O problema de Pedro Passos Coelho não é essencialmente ético, é fundamentalmente político. A aura que se esforçou por cultivar de governante austero, determinado e inflexível perante as receitas do Estado cola mal com essa imagem de contribuinte relapso, laxista e flexível. Se não sabia que tinha de pagar à Segurança Social, devia saber; se se distraiu em relação aos deveres fiscais e deixou o seu processo arrastar-se até à fase da execução fiscal, é laxista. Em qualquer um dos casos, é digno de censura pública pelo seu passado e essa mancha não se limpa com o pagamento a reboque dos impostos ou contribuições em falta. As corridas atrás do prejuízo depois de o fisco avançar com penhoras ou de todo o país ter dado conta que o seu primeiro-ministro passou anos em incumprimento são um salvar da face, não a redenção de actos culposos.
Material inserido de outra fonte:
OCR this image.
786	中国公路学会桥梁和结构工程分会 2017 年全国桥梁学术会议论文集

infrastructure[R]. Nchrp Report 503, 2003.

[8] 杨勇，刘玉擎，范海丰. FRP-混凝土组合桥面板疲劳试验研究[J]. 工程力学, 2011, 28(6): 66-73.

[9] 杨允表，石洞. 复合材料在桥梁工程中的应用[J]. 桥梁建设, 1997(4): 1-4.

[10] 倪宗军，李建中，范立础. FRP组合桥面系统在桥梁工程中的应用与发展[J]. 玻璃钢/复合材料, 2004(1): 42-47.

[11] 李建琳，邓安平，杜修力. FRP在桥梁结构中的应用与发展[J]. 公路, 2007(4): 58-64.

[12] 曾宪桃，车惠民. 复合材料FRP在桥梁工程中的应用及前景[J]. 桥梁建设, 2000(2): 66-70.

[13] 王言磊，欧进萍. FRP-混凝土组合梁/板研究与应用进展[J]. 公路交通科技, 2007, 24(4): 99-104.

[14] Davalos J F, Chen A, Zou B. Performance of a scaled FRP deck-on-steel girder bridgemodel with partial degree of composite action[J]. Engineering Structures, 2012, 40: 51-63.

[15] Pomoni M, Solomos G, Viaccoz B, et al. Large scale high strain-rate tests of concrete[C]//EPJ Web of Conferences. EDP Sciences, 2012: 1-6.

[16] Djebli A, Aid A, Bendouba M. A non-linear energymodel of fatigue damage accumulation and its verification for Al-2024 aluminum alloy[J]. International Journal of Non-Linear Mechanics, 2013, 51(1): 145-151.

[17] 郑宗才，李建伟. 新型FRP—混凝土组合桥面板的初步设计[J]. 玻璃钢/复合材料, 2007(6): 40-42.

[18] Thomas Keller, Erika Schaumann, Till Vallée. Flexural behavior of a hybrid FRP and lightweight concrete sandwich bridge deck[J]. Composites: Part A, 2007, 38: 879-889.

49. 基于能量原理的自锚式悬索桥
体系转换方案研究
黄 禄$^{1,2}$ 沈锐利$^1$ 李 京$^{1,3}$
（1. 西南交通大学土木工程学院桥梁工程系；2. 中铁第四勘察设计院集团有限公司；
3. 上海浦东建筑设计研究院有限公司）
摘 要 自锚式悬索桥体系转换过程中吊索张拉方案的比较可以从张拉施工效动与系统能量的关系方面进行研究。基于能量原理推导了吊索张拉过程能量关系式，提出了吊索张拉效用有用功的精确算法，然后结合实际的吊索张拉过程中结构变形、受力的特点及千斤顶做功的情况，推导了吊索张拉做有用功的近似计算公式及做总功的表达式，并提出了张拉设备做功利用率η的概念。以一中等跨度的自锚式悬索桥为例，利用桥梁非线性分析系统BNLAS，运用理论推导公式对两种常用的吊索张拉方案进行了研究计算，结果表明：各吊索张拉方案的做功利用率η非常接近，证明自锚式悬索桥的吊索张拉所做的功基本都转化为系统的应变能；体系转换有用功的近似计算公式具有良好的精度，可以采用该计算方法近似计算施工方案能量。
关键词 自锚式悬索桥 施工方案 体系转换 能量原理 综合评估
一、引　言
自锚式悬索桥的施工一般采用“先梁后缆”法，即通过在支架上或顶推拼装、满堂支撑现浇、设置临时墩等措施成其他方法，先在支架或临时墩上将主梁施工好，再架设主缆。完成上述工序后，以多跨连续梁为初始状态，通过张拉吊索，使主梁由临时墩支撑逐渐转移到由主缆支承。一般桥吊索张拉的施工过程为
Considerar que este comportamento de quem nos Governa é aceitável é transmitir um poderoso estímulo a todos os cidadãos para que se distraiam de pagar impostos ou que não se preocupem em saber que têm de descontar para a Segurança Social.
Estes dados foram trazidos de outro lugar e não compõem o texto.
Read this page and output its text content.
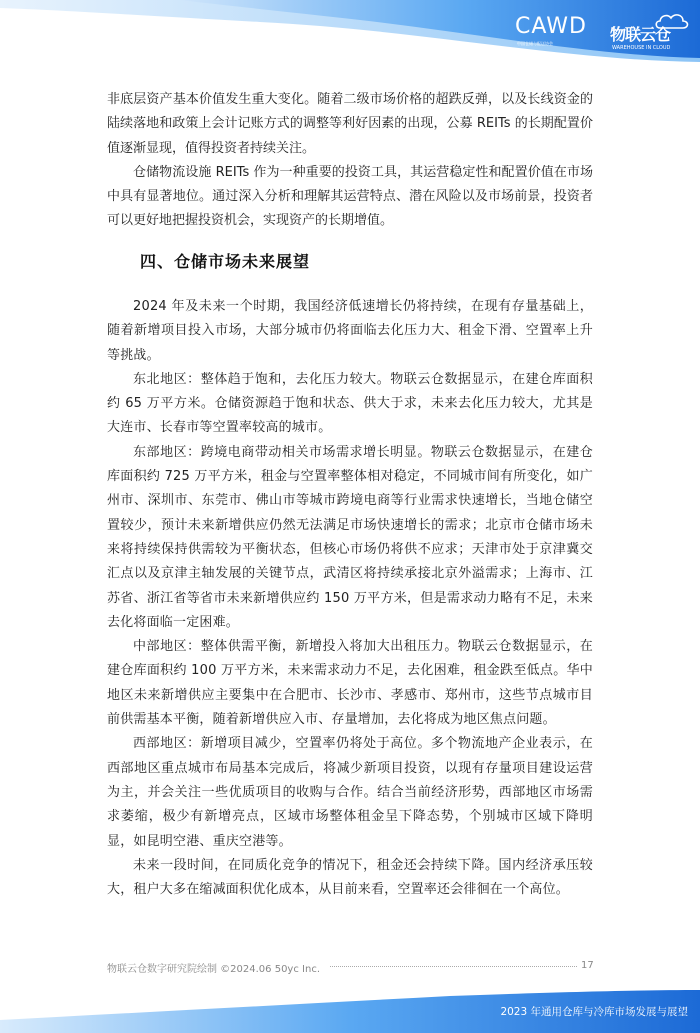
CAWD
中国仓储与配送协会	物联云仓
WAREHOUSE IN CLOUD

非底层资产基本价值发生重大变化。随着二级市场价格的超跌反弹，以及长线资金的陆续落地和政策上会计记账方式的调整等利好因素的出现，公募 REITs 的长期配置价值逐渐显现，值得投资者持续关注。

仓储物流设施 REITs 作为一种重要的投资工具，其运营稳定性和配置价值在市场中具有显著地位。通过深入分析和理解其运营特点、潜在风险以及市场前景，投资者可以更好地把握投资机会，实现资产的长期增值。

四、仓储市场未来展望

2024 年及未来一个时期，我国经济低速增长仍将持续，在现有存量基础上，随着新增项目投入市场，大部分城市仍将面临去化压力大、租金下滑、空置率上升等挑战。

东北地区：整体趋于饱和，去化压力较大。物联云仓数据显示，在建仓库面积约 65 万平方米。仓储资源趋于饱和状态、供大于求，未来去化压力较大，尤其是大连市、长春市等空置率较高的城市。

东部地区：跨境电商带动相关市场需求增长明显。物联云仓数据显示，在建仓库面积约 725 万平方米，租金与空置率整体相对稳定，不同城市间有所变化，如广州市、深圳市、东莞市、佛山市等城市跨境电商等行业需求快速增长，当地仓储空置较少，预计未来新增供应仍然无法满足市场快速增长的需求；北京市仓储市场未来将持续保持供需较为平衡状态，但核心市场仍将供不应求；天津市处于京津冀交汇点以及京津主轴发展的关键节点，武清区将持续承接北京外溢需求；上海市、江苏省、浙江省等省市未来新增供应约 150 万平方米，但是需求动力略有不足，未来去化将面临一定困难。

中部地区：整体供需平衡，新增投入将加大出租压力。物联云仓数据显示，在建仓库面积约 100 万平方米，未来需求动力不足，去化困难，租金跌至低点。华中地区未来新增供应主要集中在合肥市、长沙市、孝感市、郑州市，这些节点城市目前供需基本平衡，随着新增供应入市、存量增加，去化将成为地区焦点问题。

西部地区：新增项目减少，空置率仍将处于高位。多个物流地产企业表示，在西部地区重点城市布局基本完成后，将减少新项目投资，以现有存量项目建设运营为主，并会关注一些优质项目的收购与合作。结合当前经济形势，西部地区市场需求萎缩，极少有新增亮点，区域市场整体租金呈下降态势，个别城市区域下降明显，如昆明空港、重庆空港等。

未来一段时间，在同质化竞争的情况下，租金还会持续下降。国内经济承压较大，租户大多在缩减面积优化成本，从目前来看，空置率还会徘徊在一个高位。

物联云仓数字研究院绘制 ©2024.06 50yc Inc.	17
2023 年通用仓库与冷库市场发展与展望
Pedro Passos Coelho não cometeu nenhum crime nem se deve demitir como alguns sugeriram. Estão aliás tão errados os que lhe estendem a corda da forca como os que se apressam a passar um pano por essa nódoa do seu passado em jeito de absolvição. O seu “julgamento” vai fazer-se onde deve ser feito, nas eleições. Ainda falta meio ano até às legislativas, o que quer dizer que o tempo apagará parte da mácula, mas não se acredite que esta saga associada aos impostos e à Segurança Social de quem nos governa se vai eclipsar sem consequências. Não vai.
É por saber disso que Pedro Passos Coelho mudou de estratégia nos últimos dias, deixando de falar em cabalas jornalísticas ou em chicanas políticas para começar a assumir responsabilidades pelo seu comportamento. A admissão de culpas, ainda que velada, a apologia da humildade e o reconhecimento da imperfeição ou até da vergonha com o seu comportamento é a única forma digna de Pedro Passos Coelho se libertar do estigma fiscal e de salvar a imagem da função que desempenha — uma ideia que ontem Miguel Sousa Tavares já havia subscrito no Expresso.
Deixar pairar no ar a ideia de que alguém pode passar oito anos como deputado, sair para a vida privada e desconhecer que tinha de fazer descontos para a Segurança Social ou é um sinal de monumental ignorância e incompetência ou uma ingénua tentativa de nos passar por parvos. Como ele é primeiro-ministro, prefiro acreditar na segunda tese. Daí a irritação.